§ Mr. Newton
Based on information from Lloyd's register, new orders as well as completions in 1988 were at the lowest level for many years. The most recent figures 336 suggest that a period of recovery may be beginning, but there is little evidence that it will be lasting and it is expected that the world shipbuilding market will remain dominated by considerable excess capacity for several years.
§ Mr. Clay
The Minister must also be aware of figures from Lloyd's maritime information service which I have sent him.
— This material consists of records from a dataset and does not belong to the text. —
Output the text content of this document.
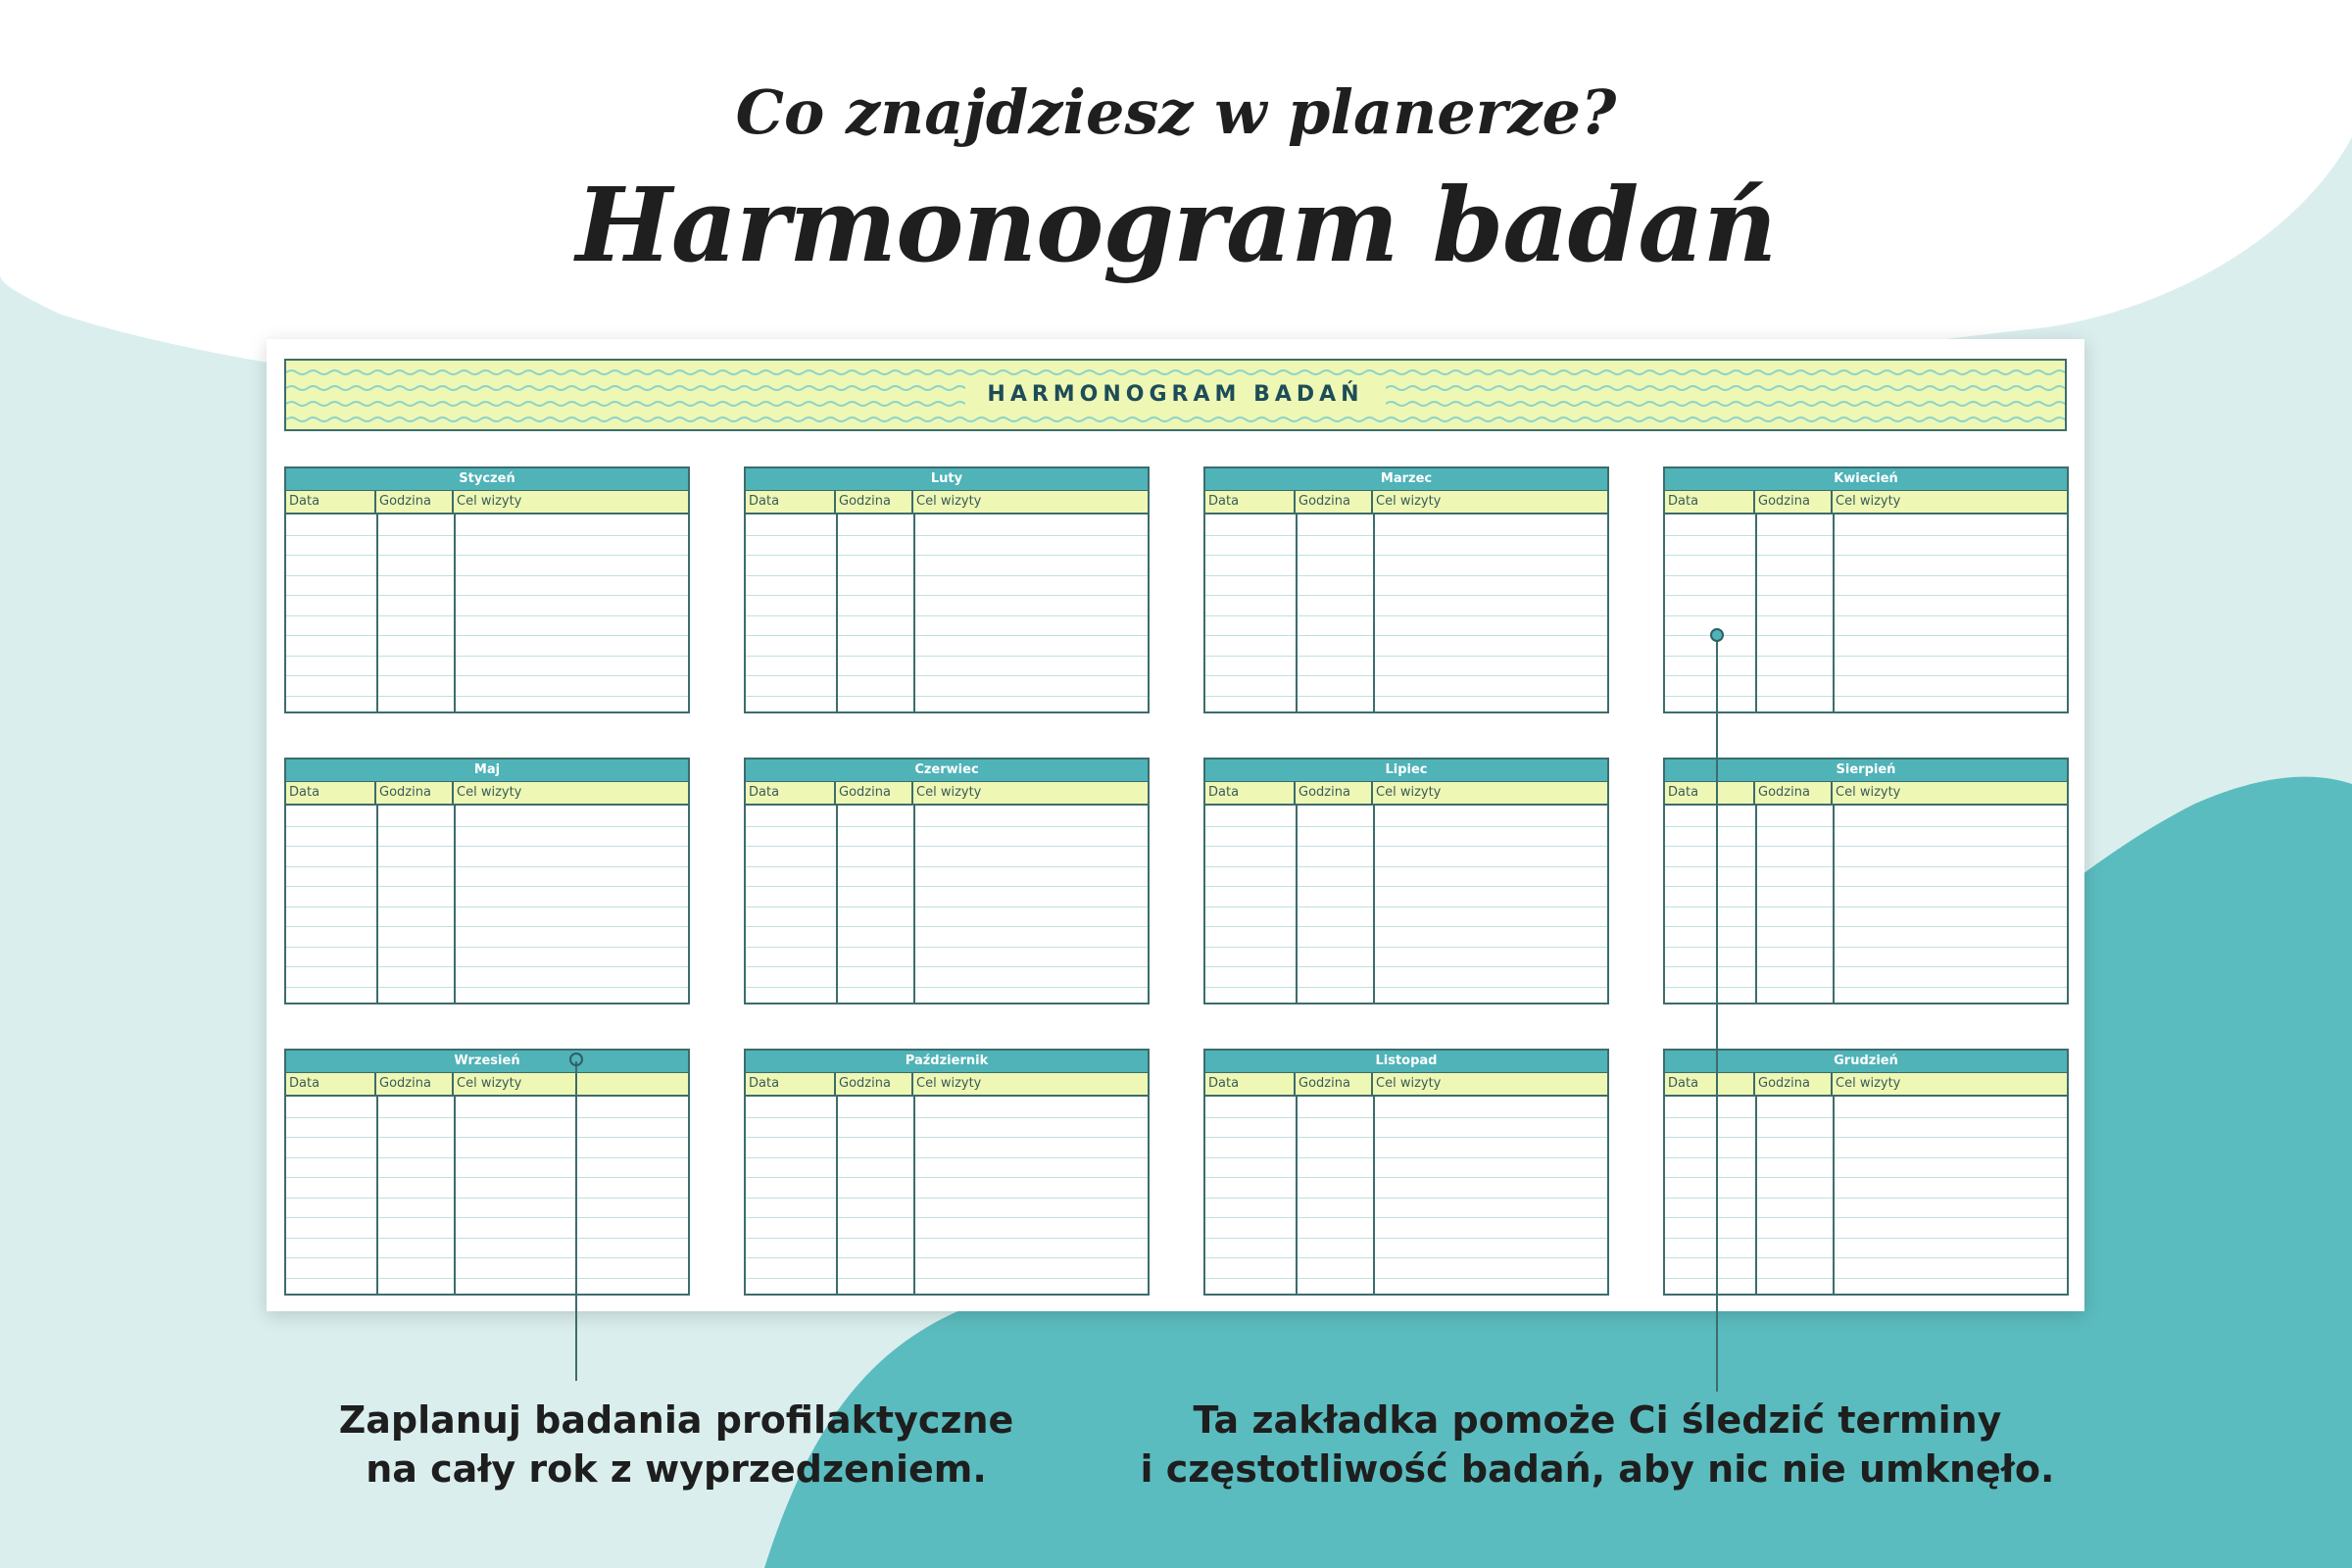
Co znajdziesz w planerze?
Harmonogram badań
HARMONOGRAM BADAŃ
Styczeń
Data	Godzina	Cel wizyty
Luty
Data	Godzina	Cel wizyty
Marzec
Data	Godzina	Cel wizyty
Kwiecień
Data	Godzina	Cel wizyty
Maj
Data	Godzina	Cel wizyty
Czerwiec
Data	Godzina	Cel wizyty
Lipiec
Data	Godzina	Cel wizyty
Sierpień
Data	Godzina	Cel wizyty
Wrzesień
Data	Godzina	Cel wizyty
Październik
Data	Godzina	Cel wizyty
Listopad
Data	Godzina	Cel wizyty
Grudzień
Data	Godzina	Cel wizyty
Zaplanuj badania profilaktyczne
na cały rok z wyprzedzeniem.
Ta zakładka pomoże Ci śledzić terminy
i częstotliwość badań, aby nic nie umknęło.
They demonstrate conclusively from the most reliable source in the world that for the kind of ships built by British shipyards and, in particular, North East Shipbuilders in Sunderland, the last quarter of 1988 was the best for new orders for many years and that what we were told by the Government throughout last year and the year before, which was that there was no evidence of an upturn, has proved categorically wrong. We also now know that in 1988 prices for new build ships rose by 30 per cent. in one year. Has not the penny finally dropped that the Department of Trade and Industry has got this wrong and that this is a crazy time to close major British shipyards?
§ Mr. Newton
I have two comments. First, the hen. Gentleman puts more weight on the statistics to which he referred than they will bear. Secondly, whatever the state of demand for shipbuilding, it is necessary—as it was, unhappily, in the case of North East Shipbuilders Ltd. —to consider the prospects against the background of those seeking to run the yards so that they will be able to build such ships in a competitive and commercial way.